Article Revised: March 26, 2019
A Lean Six Sigma Master Black Belt was perplexed by the software’s correlation and regression analysis output. The results were pure nonsense. In addition to regression coefficients that were negative when common sense told him they should be positive (and vice versa), some of the correlation coefficients were large, while the corresponding regression coefficient p-values were insignificant. What the heck was going on?
The problem with the Master Black Belt‘s data was multicollinearity, a condition that’s encountered more often as Six Sigma practitioners move from engineering and manufacturing data to customer survey data.
Multicollinearity refers to linear intercorrelation among variables. Simply put, if nominally “different” measures actually quantify the same phenomenon to a significant degree–i.e., the variables are accorded different names and perhaps employ different numeric measurement scales but correlate highly with each other–they’re redundant.
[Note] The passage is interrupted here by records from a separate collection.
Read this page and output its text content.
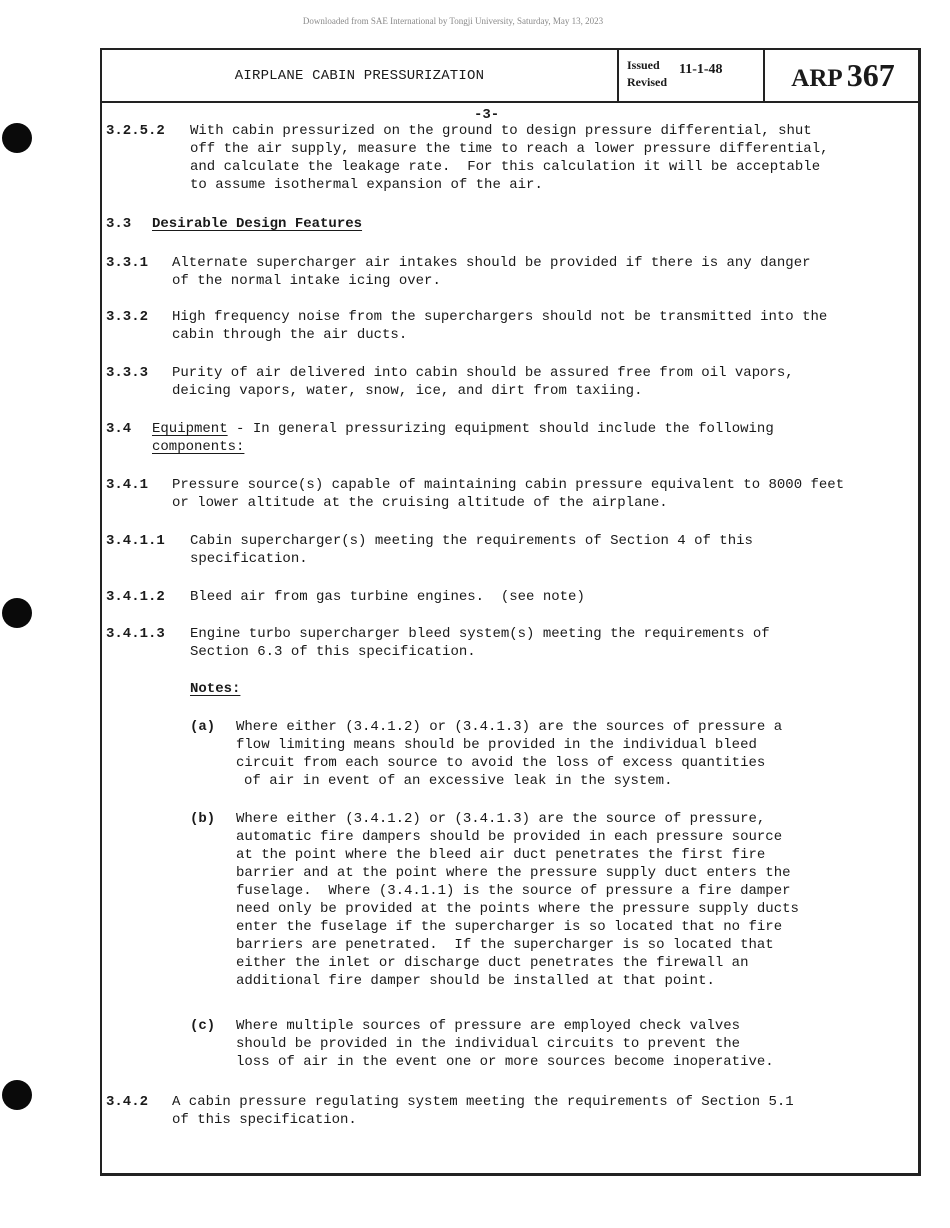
Downloaded from SAE International by Tongji University, Saturday, May 13, 2023
AIRPLANE CABIN PRESSURIZATION
Issued
Revised
11-1-48	ARP 367
-3-
3.2.5.2 With cabin pressurized on the ground to design pressure differential, shut
off the air supply, measure the time to reach a lower pressure differential,
and calculate the leakage rate.  For this calculation it will be acceptable
to assume isothermal expansion of the air.
3.3 Desirable Design Features
3.3.1 Alternate supercharger air intakes should be provided if there is any danger
of the normal intake icing over.
3.3.2 High frequency noise from the superchargers should not be transmitted into the
cabin through the air ducts.
3.3.3 Purity of air delivered into cabin should be assured free from oil vapors,
deicing vapors, water, snow, ice, and dirt from taxiing.
3.4 Equipment - In general pressurizing equipment should include the following
components:
3.4.1 Pressure source(s) capable of maintaining cabin pressure equivalent to 8000 feet
or lower altitude at the cruising altitude of the airplane.
3.4.1.1 Cabin supercharger(s) meeting the requirements of Section 4 of this
specification.
3.4.1.2 Bleed air from gas turbine engines.  (see note)
3.4.1.3 Engine turbo supercharger bleed system(s) meeting the requirements of
Section 6.3 of this specification.
Notes:
(a) Where either (3.4.1.2) or (3.4.1.3) are the sources of pressure a
flow limiting means should be provided in the individual bleed
circuit from each source to avoid the loss of excess quantities
of air in event of an excessive leak in the system.
(b) Where either (3.4.1.2) or (3.4.1.3) are the source of pressure,
automatic fire dampers should be provided in each pressure source
at the point where the bleed air duct penetrates the first fire
barrier and at the point where the pressure supply duct enters the
fuselage.  Where (3.4.1.1) is the source of pressure a fire damper
need only be provided at the points where the pressure supply ducts
enter the fuselage if the supercharger is so located that no fire
barriers are penetrated.  If the supercharger is so located that
either the inlet or discharge duct penetrates the firewall an
additional fire damper should be installed at that point.
(c) Where multiple sources of pressure are employed check valves
should be provided in the individual circuits to prevent the
loss of air in the event one or more sources become inoperative.
3.4.2 A cabin pressure regulating system meeting the requirements of Section 5.1
of this specification.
Multicollinearity isn’t well understood by the applied statistics community. Re–searchers at Arizona State University found widespread misunderstanding of multicollinearity and other regression analysis concepts among graduate students who had taken, on average, five graduate and undergraduate statistics courses. I’ll try to explain multicollinearity by using a simple, everyday metaphor: a table.
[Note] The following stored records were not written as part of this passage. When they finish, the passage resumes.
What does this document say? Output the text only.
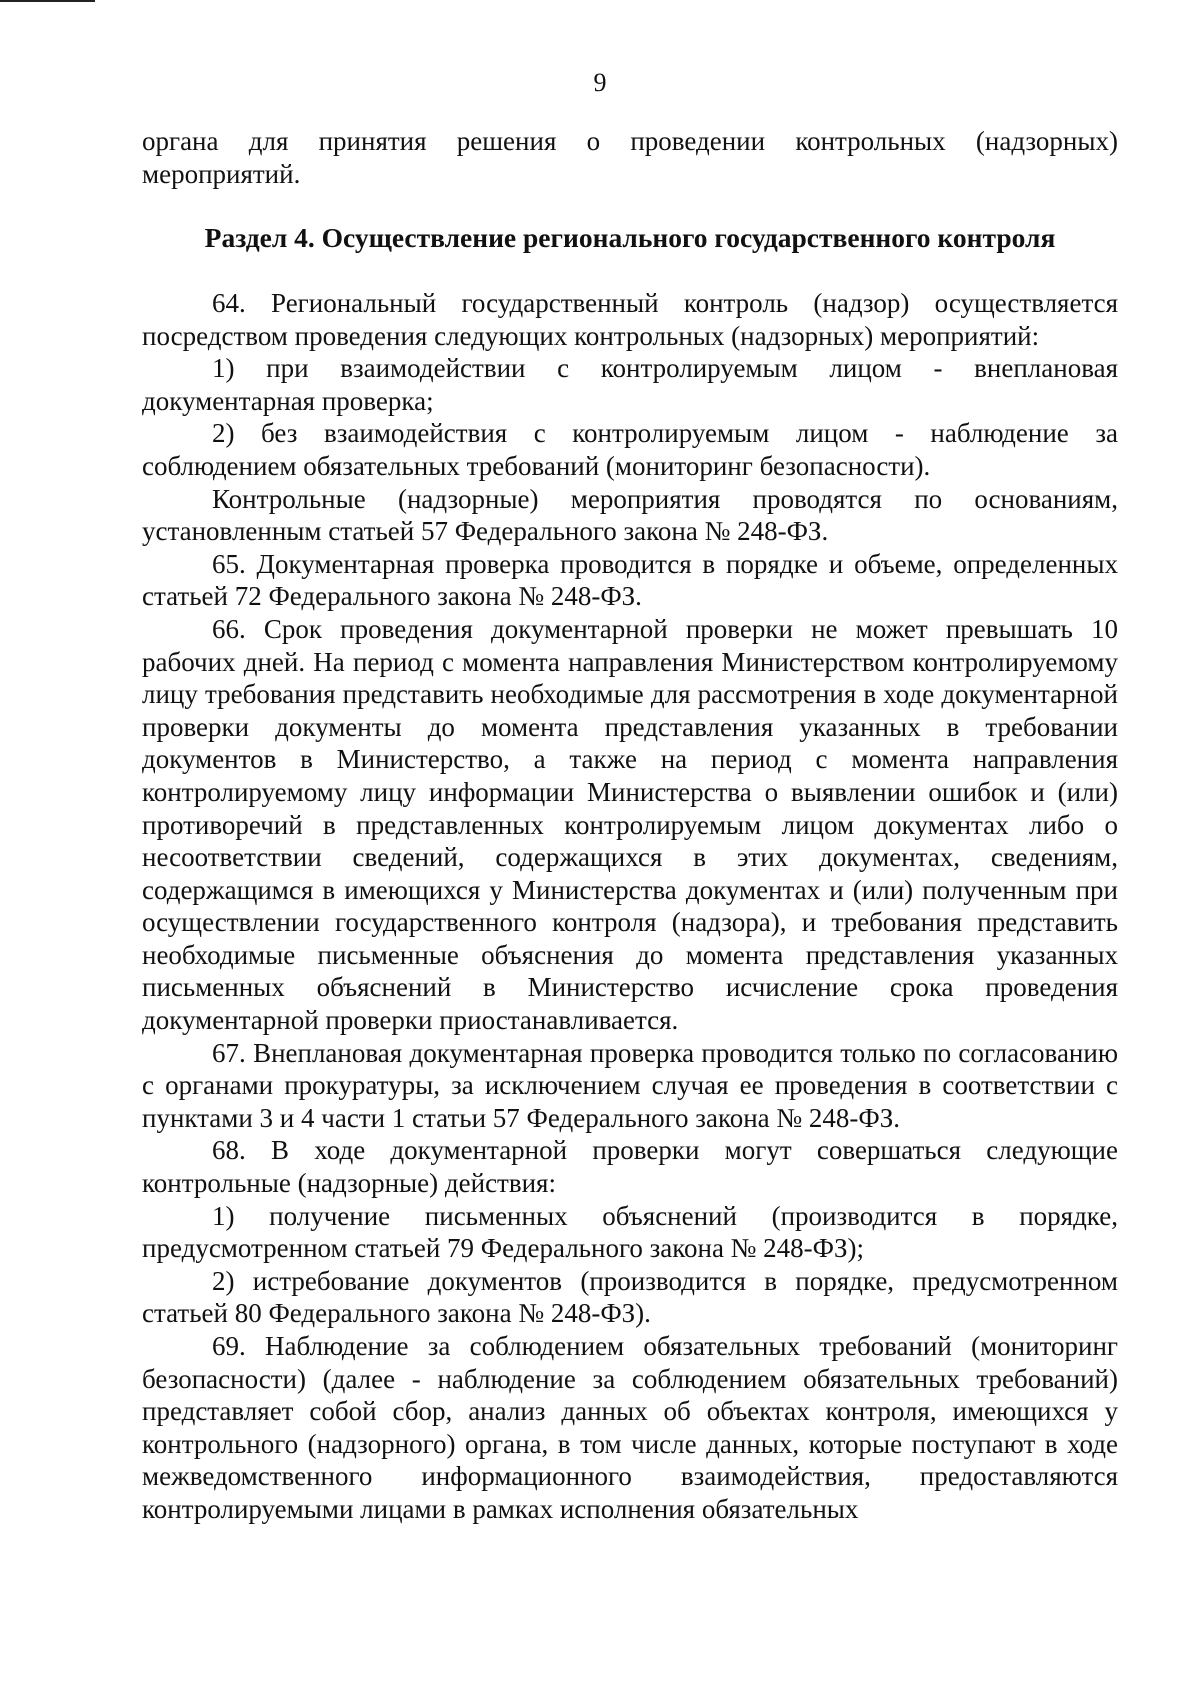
9

органа для принятия решения о проведении контрольных (надзорных) мероприятий.

Раздел 4. Осуществление регионального государственного контроля

64. Региональный государственный контроль (надзор) осуществляется посредством проведения следующих контрольных (надзорных) мероприятий:

1) при взаимодействии с контролируемым лицом - внеплановая документарная проверка;

2) без взаимодействия с контролируемым лицом - наблюдение за соблюдением обязательных требований (мониторинг безопасности).

Контрольные (надзорные) мероприятия проводятся по основаниям, установленным статьей 57 Федерального закона № 248-ФЗ.

65. Документарная проверка проводится в порядке и объеме, определенных статьей 72 Федерального закона № 248-ФЗ.

66. Срок проведения документарной проверки не может превышать 10 рабочих дней. На период с момента направления Министерством контролируемому лицу требования представить необходимые для рассмотрения в ходе документарной проверки документы до момента представления указанных в требовании документов в Министерство, а также на период с момента направления контролируемому лицу информации Министерства о выявлении ошибок и (или) противоречий в представленных контролируемым лицом документах либо о несоответствии сведений, содержащихся в этих документах, сведениям, содержащимся в имеющихся у Министерства документах и (или) полученным при осуществлении государственного контроля (надзора), и требования представить необходимые письменные объяснения до момента представления указанных письменных объяснений в Министерство исчисление срока проведения документарной проверки приостанавливается.

67. Внеплановая документарная проверка проводится только по согласованию с органами прокуратуры, за исключением случая ее проведения в соответствии с пунктами 3 и 4 части 1 статьи 57 Федерального закона № 248-ФЗ.

68. В ходе документарной проверки могут совершаться следующие контрольные (надзорные) действия:

1) получение письменных объяснений (производится в порядке, предусмотренном статьей 79 Федерального закона № 248-ФЗ);

2) истребование документов (производится в порядке, предусмотренном статьей 80 Федерального закона № 248-ФЗ).

69. Наблюдение за соблюдением обязательных требований (мониторинг безопасности) (далее - наблюдение за соблюдением обязательных требований) представляет собой сбор, анализ данных об объектах контроля, имеющихся у контрольного (надзорного) органа, в том числе данных, которые поступают в ходе межведомственного информационного взаимодействия, предоставляются контролируемыми лицами в рамках исполнения обязательных
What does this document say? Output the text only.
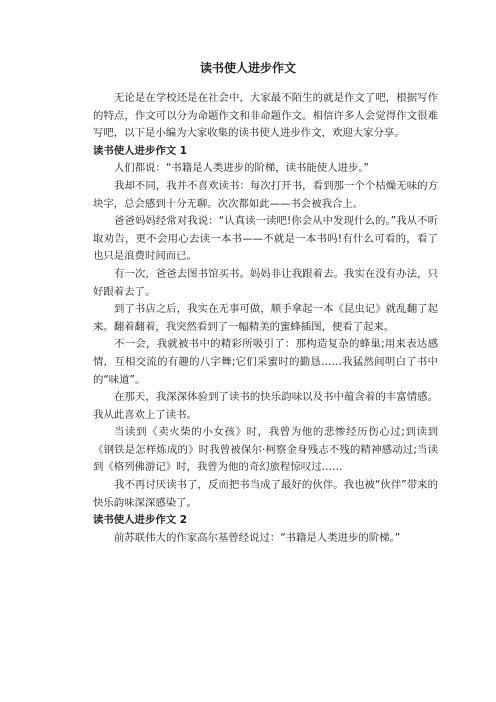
读书使人进步作文

无论是在学校还是在社会中，大家最不陌生的就是作文了吧，根据写作的特点，作文可以分为命题作文和非命题作文。相信许多人会觉得作文很难写吧，以下是小编为大家收集的读书使人进步作文，欢迎大家分享。

读书使人进步作文 1

人们都说：“书籍是人类进步的阶梯，读书能使人进步。”

我却不同，我并不喜欢读书：每次打开书，看到那一个个枯燥无味的方块字，总会感到十分无聊。次次都如此——书会被我合上。

爸爸妈妈经常对我说：“认真读一读吧!你会从中发现什么的。”我从不听取劝告，更不会用心去读一本书——不就是一本书吗!有什么可看的，看了也只是浪费时间而已。

有一次，爸爸去图书馆买书。妈妈非让我跟着去。我实在没有办法，只好跟着去了。

到了书店之后，我实在无事可做，顺手拿起一本《昆虫记》就乱翻了起来。翻着翻着，我突然看到了一幅精美的蜜蜂插图，便看了起来。

不一会，我就被书中的精彩所吸引了：那构造复杂的蜂巢;用来表达感情，互相交流的有趣的八字舞;它们采蜜时的勤恳……我猛然间明白了书中的“味道”。

在那天，我深深体验到了读书的快乐韵味以及书中蕴含着的丰富情感。我从此喜欢上了读书。

当读到《卖火柴的小女孩》时，我曾为他的悲惨经历伤心过;到读到《钢铁是怎样炼成的》时我曾被保尔·柯察金身残志不残的精神感动过;当读到《格列佛游记》时，我曾为他的奇幻旅程惊叹过……

我不再讨厌读书了，反而把书当成了最好的伙伴。我也被“伙伴”带来的快乐韵味深深感染了。

读书使人进步作文 2

前苏联伟大的作家高尔基曾经说过：“书籍是人类进步的阶梯。”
Consider the photograph of a table shown in figure 1. This is a finely built table I purchased at Wal-Mart for only $99 (chairs were included). In my metaphor, the table is a model. The legs of the table represent x variables, or predictors. The top represents the y variable, the predicted variable. My intent is to build a table where the top is well supported by the legs, i.e., the predictions are well explained by the predictors.
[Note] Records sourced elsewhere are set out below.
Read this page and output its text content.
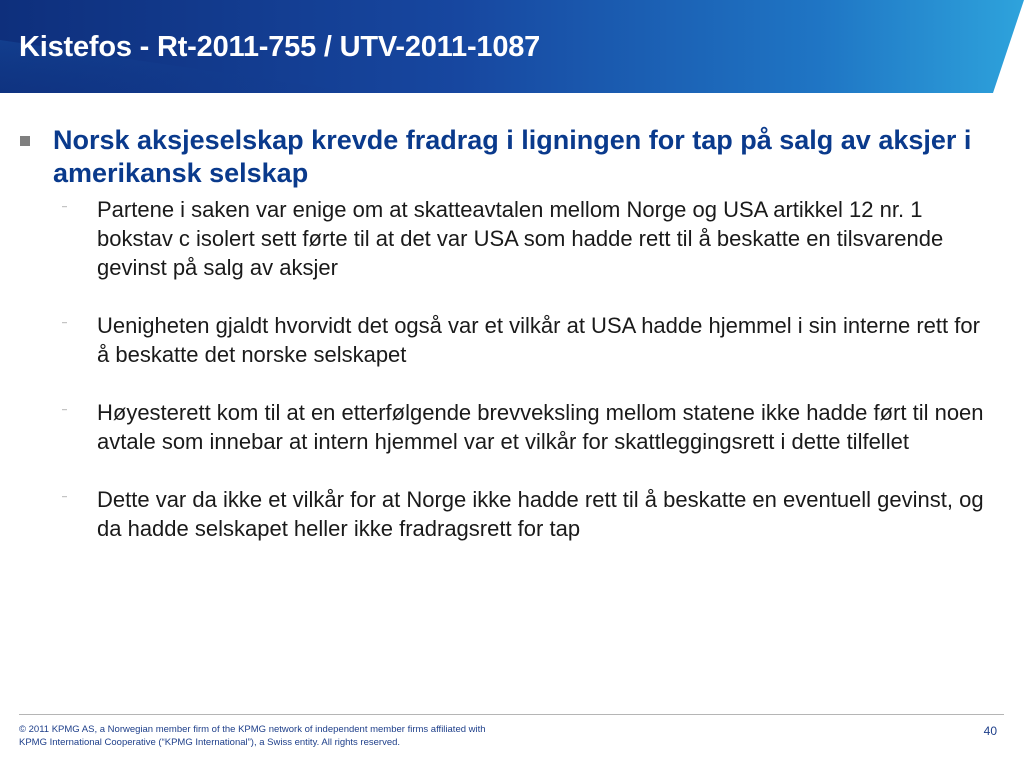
Kistefos - Rt-2011-755 / UTV-2011-1087
Norsk aksjeselskap krevde fradrag i ligningen for tap på salg av aksjer i amerikansk selskap
– Partene i saken var enige om at skatteavtalen mellom Norge og USA artikkel 12 nr. 1 bokstav c isolert sett førte til at det var USA som hadde rett til å beskatte en tilsvarende gevinst på salg av aksjer
– Uenigheten gjaldt hvorvidt det også var et vilkår at USA hadde hjemmel i sin interne rett for å beskatte det norske selskapet
– Høyesterett kom til at en etterfølgende brevveksling mellom statene ikke hadde ført til noen avtale som innebar at intern hjemmel var et vilkår for skattleggingsrett i dette tilfellet
– Dette var da ikke et vilkår for at Norge ikke hadde rett til å beskatte en eventuell gevinst, og da hadde selskapet heller ikke fradragsrett for tap
© 2011 KPMG AS, a Norwegian member firm of the KPMG network of independent member firms affiliated with
KPMG International Cooperative (“KPMG International”), a Swiss entity. All rights reserved.
40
The table legs are placed at 90° to each other. This angle provides maximum support for the top. In statistics, when two variables are uncorrelated with each other, they’re said to be orthogonal, or at 90° to one another. If you create a scatter diagram of two uncorrelated variables and draw best-fit lines, you get something that looks like figure 2: The lines are at 90° to one another.
Consider the two x variables to be the legs of the table, the circle to be the table top and the dots to be objects on the table’s surface. You can see that the x variables do a good job of “supporting” the y variable. If you add a few dots anywhere within the circle they’re unlikely to make the table tip over. In other words, the model is stable.
What if the table wasn’t built with the legs at 90°? Clearly, it wouldn’t be as stable. The statistical equivalent to this poorly designed table is shown in figure 3. The lines no longer cross each other at 90° because the two x‘s are correlated with one another. There are areas within the circle (i.e., our y model and the equivalent of the table top) that aren’t well explained by the model. If we take additional samples and get y‘s in either of these regions, the coefficients of the model will change drastically, i.e., the model, like the table, will be unstable. This is the multicollinearity problem in a nutshell.
Using our table metaphor, we can see that regression models are more stable when the x‘s used to predict the y are uncorrelated with one another. If the x‘s are correlated, there are a number of statistical techniques that can be used to address the problem. When many x‘s are involved, I like to use principal components analysis, which replaces many correlated variables with a smaller number of uncorrelated factors. This not only overcomes the problem of multicollinearity, it usually also makes the model easier to understand and use.